律师关心的只有两个因素:法律以及当事人的利益和目标。这个共识的基本预设是,律师和当事人之间是一种特别的关系。律师必须做到“抽离”,律师不是用来评价当事人品格的,作为专业人士,他不得不把许多普通人认为重要的道德因素,视而不见。也就是说,对于律师来说,私人道德必须和专业道德两分。正是这样的“抽离”,可以使得律师从事某些合法却不道德的行为,只要其目的是捍卫当事人的利益,尽一切可能,似乎才是律师该尽的本分。尽管这一目标一般人认为是不道德的。律师的职业就是如此,他们可以为正义呐喊,更会为贫困群体雪中送炭,同时不得不承认,他们也可以为不道德甚至犯罪代言。

在有的社会,律师的任务不是去主张当事人的权利,而是要判定当事人是否有罪,而且如果有罪的话,寻求最有利于其改造的制裁方式。因此,前东欧某国律师在叛国罪的审判中这样开始辩护:“在社会主义国家里,法官、检察官和律师不存在分工的不同,辩护人必须帮助公诉方发现案件的客观真相。”而后律师否定了被告人的自行辩护,最后被告人被判处死刑。

在前苏联,辩护制度被视为抄袭资产阶级诉讼辩论制的版本,是苏维埃法院的异物。律师旨在为不公正的刑事判决所做的努力,遭受到来自司法行政机关在诉讼内外的反对,有的律师因此被开除。

在美国,50年代初期,因为麦卡锡主义泛滥,主流律师不敢为那些受到国会迫害,上黑名单、面临刑事审判甚至死刑的共产主义者辩护。

更恐怖的例子是,德国在纳粹时期曾经出现过代表“国家利益”的律师。因为希特勒一再强调德国律师应当遵守公务员综合素质,比如忠诚、服从、可靠,必须成为“国家利益”的代表。

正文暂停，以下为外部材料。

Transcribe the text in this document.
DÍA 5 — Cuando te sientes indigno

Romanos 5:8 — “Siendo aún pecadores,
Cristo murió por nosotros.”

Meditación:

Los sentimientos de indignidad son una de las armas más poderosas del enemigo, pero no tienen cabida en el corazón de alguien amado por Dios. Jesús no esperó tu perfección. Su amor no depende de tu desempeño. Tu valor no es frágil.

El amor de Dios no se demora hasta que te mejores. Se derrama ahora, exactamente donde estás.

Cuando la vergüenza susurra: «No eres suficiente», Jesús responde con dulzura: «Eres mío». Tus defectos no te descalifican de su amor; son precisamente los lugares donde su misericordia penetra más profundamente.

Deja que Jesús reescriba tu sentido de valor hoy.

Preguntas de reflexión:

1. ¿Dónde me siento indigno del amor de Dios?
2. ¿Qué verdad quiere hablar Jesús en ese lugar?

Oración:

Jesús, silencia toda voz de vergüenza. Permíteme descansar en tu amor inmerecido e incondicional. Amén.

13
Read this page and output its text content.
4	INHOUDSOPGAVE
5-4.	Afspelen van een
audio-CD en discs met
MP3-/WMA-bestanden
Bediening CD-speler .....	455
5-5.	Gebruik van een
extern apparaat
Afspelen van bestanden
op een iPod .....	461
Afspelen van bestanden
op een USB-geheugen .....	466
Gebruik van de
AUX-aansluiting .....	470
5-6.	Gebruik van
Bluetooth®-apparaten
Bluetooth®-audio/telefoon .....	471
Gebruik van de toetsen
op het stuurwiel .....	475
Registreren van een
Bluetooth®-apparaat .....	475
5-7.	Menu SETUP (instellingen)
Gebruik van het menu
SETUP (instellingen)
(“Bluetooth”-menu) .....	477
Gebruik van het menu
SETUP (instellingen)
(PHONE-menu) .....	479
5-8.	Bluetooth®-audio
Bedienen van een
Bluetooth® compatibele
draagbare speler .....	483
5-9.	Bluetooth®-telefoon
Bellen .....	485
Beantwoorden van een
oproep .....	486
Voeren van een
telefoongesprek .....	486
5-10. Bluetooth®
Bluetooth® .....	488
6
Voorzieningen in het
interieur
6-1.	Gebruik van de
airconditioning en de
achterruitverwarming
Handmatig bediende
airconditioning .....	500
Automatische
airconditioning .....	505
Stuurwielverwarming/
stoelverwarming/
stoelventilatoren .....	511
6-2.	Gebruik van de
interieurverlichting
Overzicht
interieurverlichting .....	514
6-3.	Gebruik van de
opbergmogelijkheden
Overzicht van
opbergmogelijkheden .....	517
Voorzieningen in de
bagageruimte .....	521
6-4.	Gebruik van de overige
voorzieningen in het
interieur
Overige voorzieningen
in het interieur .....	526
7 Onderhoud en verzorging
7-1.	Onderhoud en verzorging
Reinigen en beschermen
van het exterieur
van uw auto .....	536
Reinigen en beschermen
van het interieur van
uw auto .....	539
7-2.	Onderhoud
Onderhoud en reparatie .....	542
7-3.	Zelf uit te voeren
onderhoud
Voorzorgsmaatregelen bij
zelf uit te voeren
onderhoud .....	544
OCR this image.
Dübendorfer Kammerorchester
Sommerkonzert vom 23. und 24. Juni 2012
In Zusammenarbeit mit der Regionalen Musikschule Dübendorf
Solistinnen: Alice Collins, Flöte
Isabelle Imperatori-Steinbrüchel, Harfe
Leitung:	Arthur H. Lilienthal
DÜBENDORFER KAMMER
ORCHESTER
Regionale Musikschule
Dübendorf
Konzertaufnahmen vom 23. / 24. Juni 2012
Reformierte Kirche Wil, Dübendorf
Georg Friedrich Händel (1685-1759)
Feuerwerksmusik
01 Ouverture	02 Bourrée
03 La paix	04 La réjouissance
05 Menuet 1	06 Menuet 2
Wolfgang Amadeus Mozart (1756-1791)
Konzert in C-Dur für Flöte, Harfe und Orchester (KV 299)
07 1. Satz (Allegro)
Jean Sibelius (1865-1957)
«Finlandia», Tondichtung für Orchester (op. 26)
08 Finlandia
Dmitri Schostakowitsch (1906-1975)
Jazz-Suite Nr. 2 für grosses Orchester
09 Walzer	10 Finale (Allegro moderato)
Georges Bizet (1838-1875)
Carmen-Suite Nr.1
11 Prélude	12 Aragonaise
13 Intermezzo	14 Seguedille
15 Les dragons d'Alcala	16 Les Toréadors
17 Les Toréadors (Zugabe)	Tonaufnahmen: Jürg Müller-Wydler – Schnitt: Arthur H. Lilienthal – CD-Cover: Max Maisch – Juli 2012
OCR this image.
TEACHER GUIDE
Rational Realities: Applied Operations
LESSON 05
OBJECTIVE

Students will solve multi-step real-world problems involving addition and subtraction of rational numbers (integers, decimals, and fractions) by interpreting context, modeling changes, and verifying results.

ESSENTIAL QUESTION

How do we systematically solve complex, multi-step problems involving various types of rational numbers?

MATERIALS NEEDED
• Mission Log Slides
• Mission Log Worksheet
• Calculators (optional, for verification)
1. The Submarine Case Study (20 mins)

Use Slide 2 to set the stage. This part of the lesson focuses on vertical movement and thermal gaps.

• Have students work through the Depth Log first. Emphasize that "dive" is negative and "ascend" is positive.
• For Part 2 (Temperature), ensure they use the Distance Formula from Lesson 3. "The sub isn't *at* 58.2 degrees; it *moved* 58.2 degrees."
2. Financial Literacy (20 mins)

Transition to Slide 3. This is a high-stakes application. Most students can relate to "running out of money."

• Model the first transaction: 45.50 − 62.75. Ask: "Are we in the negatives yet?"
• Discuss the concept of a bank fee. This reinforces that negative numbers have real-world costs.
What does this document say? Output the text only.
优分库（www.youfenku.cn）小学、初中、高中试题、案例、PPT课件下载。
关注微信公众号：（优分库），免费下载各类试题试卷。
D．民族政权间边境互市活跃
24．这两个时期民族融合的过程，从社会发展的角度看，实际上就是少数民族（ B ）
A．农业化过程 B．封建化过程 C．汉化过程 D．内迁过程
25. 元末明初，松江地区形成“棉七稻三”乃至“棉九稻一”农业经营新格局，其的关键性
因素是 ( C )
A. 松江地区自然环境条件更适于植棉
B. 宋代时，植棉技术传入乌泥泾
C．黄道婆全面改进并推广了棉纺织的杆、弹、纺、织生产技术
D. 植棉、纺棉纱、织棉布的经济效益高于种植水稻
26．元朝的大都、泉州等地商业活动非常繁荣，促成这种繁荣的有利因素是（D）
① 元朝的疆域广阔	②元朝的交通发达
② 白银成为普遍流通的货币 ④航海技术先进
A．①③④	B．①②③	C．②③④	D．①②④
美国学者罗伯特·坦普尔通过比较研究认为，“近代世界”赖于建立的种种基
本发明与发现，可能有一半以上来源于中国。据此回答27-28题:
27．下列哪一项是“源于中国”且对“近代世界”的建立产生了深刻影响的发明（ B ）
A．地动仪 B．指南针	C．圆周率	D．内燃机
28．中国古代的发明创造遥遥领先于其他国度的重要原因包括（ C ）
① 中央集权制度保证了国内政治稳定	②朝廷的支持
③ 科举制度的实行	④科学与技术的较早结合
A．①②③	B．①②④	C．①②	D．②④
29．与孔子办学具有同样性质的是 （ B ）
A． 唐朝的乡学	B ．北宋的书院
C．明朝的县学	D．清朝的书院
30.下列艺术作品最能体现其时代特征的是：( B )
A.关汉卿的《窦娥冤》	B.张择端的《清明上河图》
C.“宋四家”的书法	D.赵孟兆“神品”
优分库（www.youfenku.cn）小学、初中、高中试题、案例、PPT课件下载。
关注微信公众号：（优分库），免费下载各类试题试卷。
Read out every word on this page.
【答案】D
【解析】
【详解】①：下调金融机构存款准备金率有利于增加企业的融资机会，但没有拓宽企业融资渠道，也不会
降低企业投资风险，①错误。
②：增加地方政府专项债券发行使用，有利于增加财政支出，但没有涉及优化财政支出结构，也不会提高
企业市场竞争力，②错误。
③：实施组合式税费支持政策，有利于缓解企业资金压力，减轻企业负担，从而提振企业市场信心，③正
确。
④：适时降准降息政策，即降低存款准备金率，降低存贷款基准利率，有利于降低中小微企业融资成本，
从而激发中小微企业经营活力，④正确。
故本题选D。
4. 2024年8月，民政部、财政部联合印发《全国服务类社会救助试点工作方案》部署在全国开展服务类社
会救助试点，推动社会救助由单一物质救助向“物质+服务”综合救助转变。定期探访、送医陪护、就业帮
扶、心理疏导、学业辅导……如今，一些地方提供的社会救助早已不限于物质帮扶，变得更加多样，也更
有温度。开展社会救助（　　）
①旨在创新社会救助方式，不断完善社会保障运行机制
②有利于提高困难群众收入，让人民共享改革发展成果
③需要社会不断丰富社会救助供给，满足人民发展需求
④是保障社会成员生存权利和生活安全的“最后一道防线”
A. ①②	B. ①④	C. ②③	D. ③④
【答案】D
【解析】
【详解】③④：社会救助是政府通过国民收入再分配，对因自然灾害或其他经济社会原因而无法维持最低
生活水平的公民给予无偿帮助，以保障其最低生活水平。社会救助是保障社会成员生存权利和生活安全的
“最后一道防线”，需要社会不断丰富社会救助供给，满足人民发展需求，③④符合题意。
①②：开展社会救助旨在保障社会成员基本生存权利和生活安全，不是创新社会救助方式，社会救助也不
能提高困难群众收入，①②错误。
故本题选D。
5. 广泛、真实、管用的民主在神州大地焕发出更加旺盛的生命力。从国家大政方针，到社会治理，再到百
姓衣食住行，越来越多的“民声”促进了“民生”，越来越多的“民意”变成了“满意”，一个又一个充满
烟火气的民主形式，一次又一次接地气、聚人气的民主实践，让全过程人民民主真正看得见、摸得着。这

在这种思潮下,纳粹时期的律师若认为当事人的行为违背国家利益,则会在法庭上直接请求法院判刑,而不会为被告人做任何有利辩护。其中著名的案例有,1944年轰动全世界的刺杀希特勒案件中,霍普纳将军的辩护律师在法庭上直接对刺杀者的行为表示厌恶,要求法院判其死刑。

时至今日,律师在法律和道德上当然有权拒绝代理他认为有罪、且胜诉无望的当事人。真正的问题是,一位正派的律师在行使这种选择权的时候是否受到舆论和现实的左右?他是否因为害怕受到某种观念的抨击而不敢代理“黑恶势力”?是否因为担心年底不给换执照而不敢代理某些敏感案件?是否因为恐惧刑法306条的风险就不敢接刑事案件?如果是,那说明,律师的处境还不够宽松,他们还不能自由地为人提供法律服务。

曾经有一位美国律师被法官阻止发言,他义正言辞地说:“对不起,法官大人,我不是盆景。”中国人可能会说我不是花瓶。之后他收到了支持者寄来170棵盆景,而且“我不是盆景”这个短语也成为律师积极代理的象征。

所以,一位英国律师曾说:“一个律师,在履行职责的时候,在整个世界上只知道一个人,那个人就是他的当事人。为了挽救当事人,使用所有方式和手段,不顾对他人的危险和耗费,这些人也包括他自己,这是他首要的和唯一的职责。在执行这一职责的时候,他必须不顾警告和给别人带来的痛苦和破坏。他必须不顾后果的前行,即使将他的国家引入混乱可能是他不幸的命运。”说这话的是英国著名的亨利·布鲁汉姆,他当时在为卡洛琳王后辩护,她被控通奸罪而且貌似确有其事。布鲁汉姆的辩词是一个赤裸裸的威胁,他威胁将出示证据证明国王曾经娶过一个异教徒,按照规定国王将丧失王位。确实如他所说,为了当事人的利益,他要把英国“引入混乱”。最后卡洛琳被无罪开释。大法官在庭后严厉指责布鲁汉姆的行为,但也有人认为,那是人类口中说出的最有分量的话。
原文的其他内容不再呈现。